Dr. Staines lost no time; he examined the wound keenly, and then said kindly to Mrs. Lucas, “I am happy to tell you it is not serious.” He then asked for a large basin and some tepid water, and bathed it so softly and soothingly that the child soon became composed; and the mother discovered the artist at once. He compressed the wound, and explained to Mrs. Lucas that the principal thing really was to avoid an ugly scar. “There is no danger,” said he. He then bound the wound neatly up, and had the girl put to bed. “You will not wake her at any particular hour, nurse. Let her sleep. Have a little strong beef-tea ready, and give it her at any hour, night or day, she asks for it. But do not force it on her, or you will do her more harm than good. She had better sleep before she eats.”
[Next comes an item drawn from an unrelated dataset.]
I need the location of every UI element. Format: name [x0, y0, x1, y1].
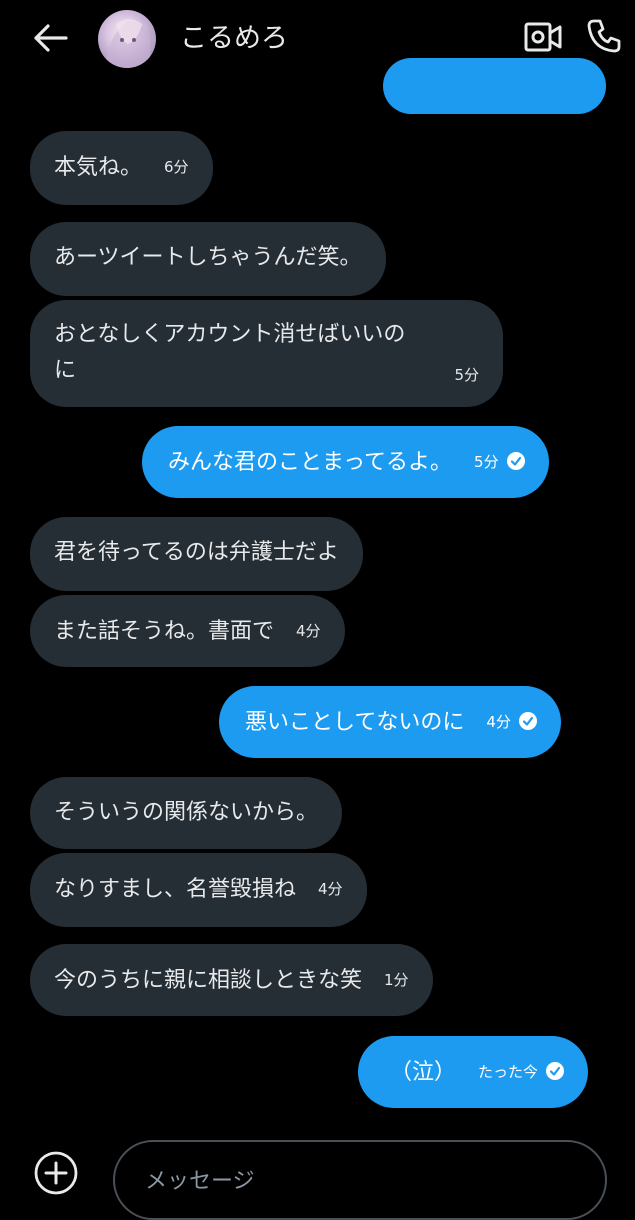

Mrs. Lucas begged him to come every morning; and, as he was going, she shook hands with him, and the soft palm deposited a hard substance wrapped in paper. He took it with professional gravity and seeming unconsciousness; but, once outside the house, went home on wings. He ran up to the drawing-room, and found his wife seated, and playing at reading. He threw himself on his knees, and the fee into her lap; and, while she unfolded the paper with an ejaculation of pleasure, he said, “Darling, the first real patient—the first real fee. It is yours to buy the new bonnet.”
“Oh, I’m so glad!” said she, with her eyes glistening. “But I’m afraid one can’t get a bonnet fit to wear—for a guinea.”
Dr. Staines visited his little patient every day, and received his guinea. Mrs. Lucas also called him in for her own little ailments, and they were the best possible kind of ailments: for, being imaginary, there was no limit to them.
Then did Mrs. Staines turn jealous of her husband. “They never ask me,” said she; “and I am moped to death.”